Doch was stand da eigentlich? Nun, das bleibt unklar. Man dürfe es nicht zitieren, schreibt der „Focus“, denn sonst würde man es ja reproduzieren – und das wäre ganz, ganz schlimm. Stattdessen erfahren wir, dass das Wort „rassistisch“ sei und man es früher für ein Gericht mit Sauce verwendet habe. Aha. Rätselraten auf sprachmoralischem Niveau.

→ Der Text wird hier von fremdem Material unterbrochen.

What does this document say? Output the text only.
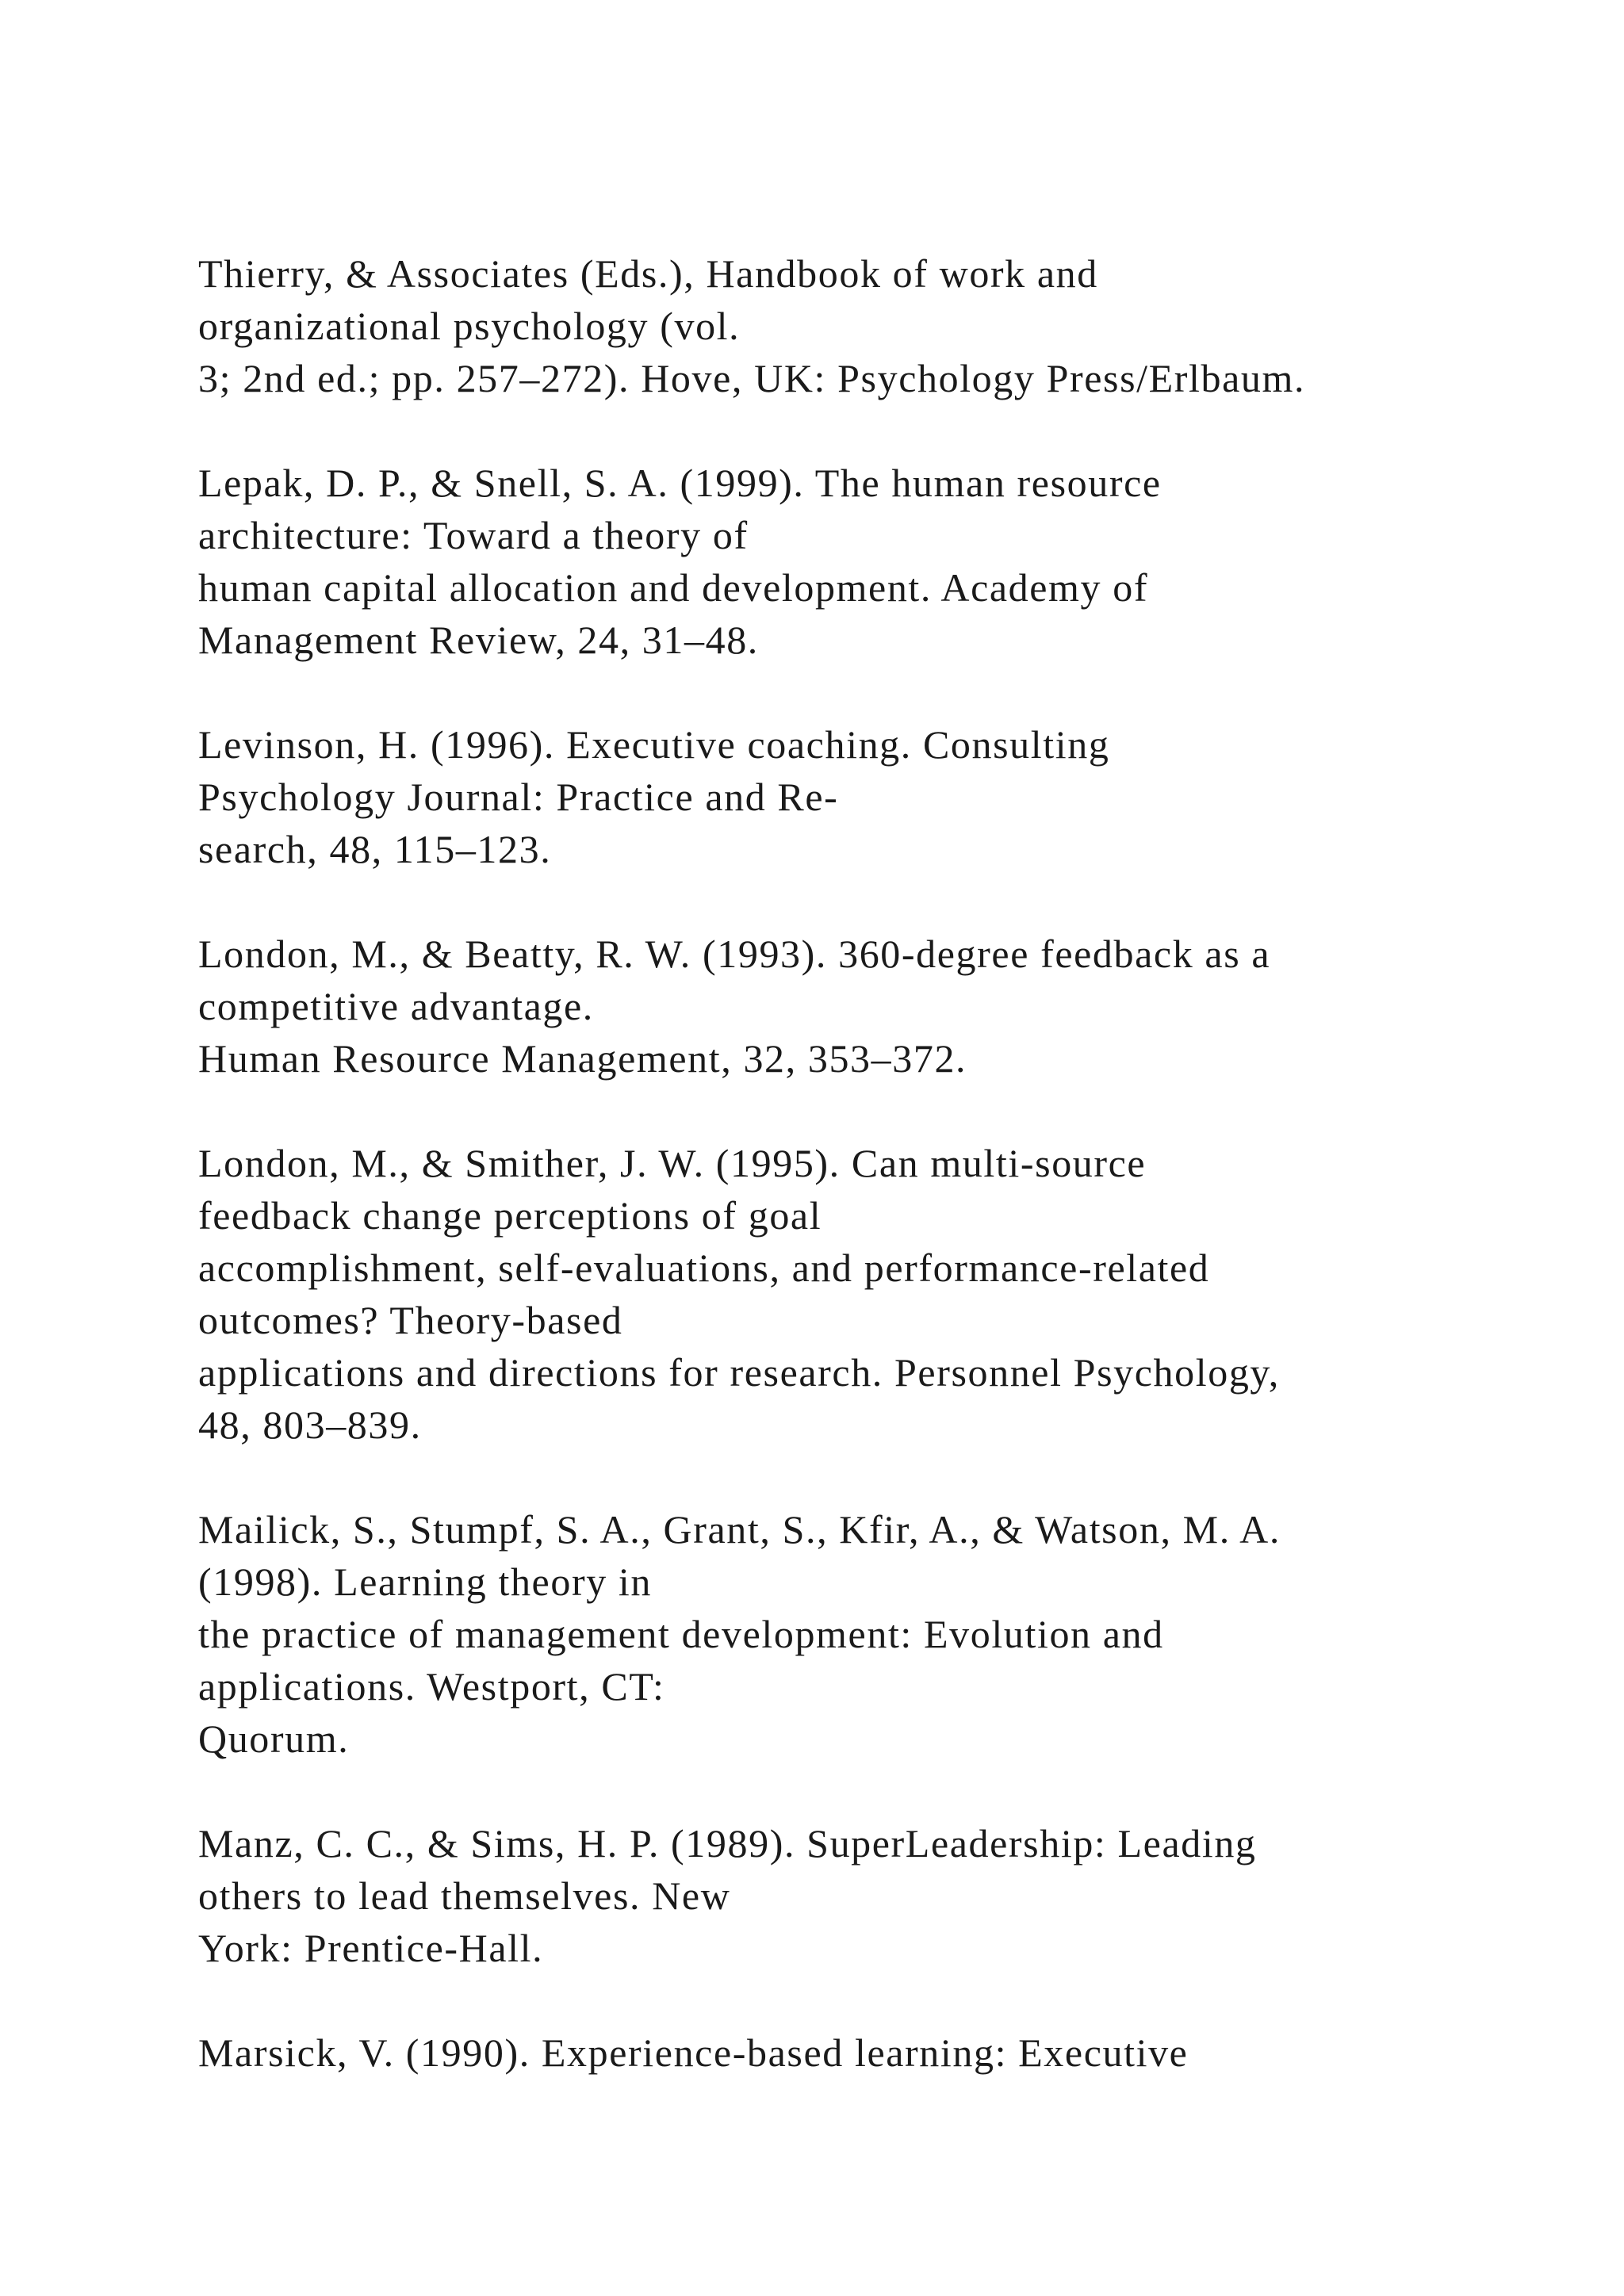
Thierry, & Associates (Eds.), Handbook of work and
organizational psychology (vol.
3; 2nd ed.; pp. 257–272). Hove, UK: Psychology Press/Erlbaum.
Lepak, D. P., & Snell, S. A. (1999). The human resource
architecture: Toward a theory of
human capital allocation and development. Academy of
Management Review, 24, 31–48.
Levinson, H. (1996). Executive coaching. Consulting
Psychology Journal: Practice and Re-
search, 48, 115–123.
London, M., & Beatty, R. W. (1993). 360-degree feedback as a
competitive advantage.
Human Resource Management, 32, 353–372.
London, M., & Smither, J. W. (1995). Can multi-source
feedback change perceptions of goal
accomplishment, self-evaluations, and performance-related
outcomes? Theory-based
applications and directions for research. Personnel Psychology,
48, 803–839.
Mailick, S., Stumpf, S. A., Grant, S., Kfir, A., & Watson, M. A.
(1998). Learning theory in
the practice of management development: Evolution and
applications. Westport, CT:
Quorum.
Manz, C. C., & Sims, H. P. (1989). SuperLeadership: Leading
others to lead themselves. New
York: Prentice-Hall.
Marsick, V. (1990). Experience-based learning: Executive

Achtung, liebe Kollegen (generisches Maskulinum! – ggf. bitte googeln) vom „Focus“ – bitte tief durchatmen, sich hinsetzen, vielleicht ein feuchtes Tuch auf die Stirn legen. Ich frage jetzt etwas Ungeheuerliches, das in Ihrer Redaktionskonferenz vermutlich zur sofortigen Schnappatmung führen würde: Meinen Sie mit dem N-Wort vielleicht „Neger“? Und wenn ja – warum genau darf man das in einem journalistischen Text, in dem sich alles um genau dieses Wort dreht, nicht mehr schreiben? Weil es ein böses Wort ist? Ich dachte, verbotene Wörter gibt es nur in Diktaturen. Ich bin da etwas baff.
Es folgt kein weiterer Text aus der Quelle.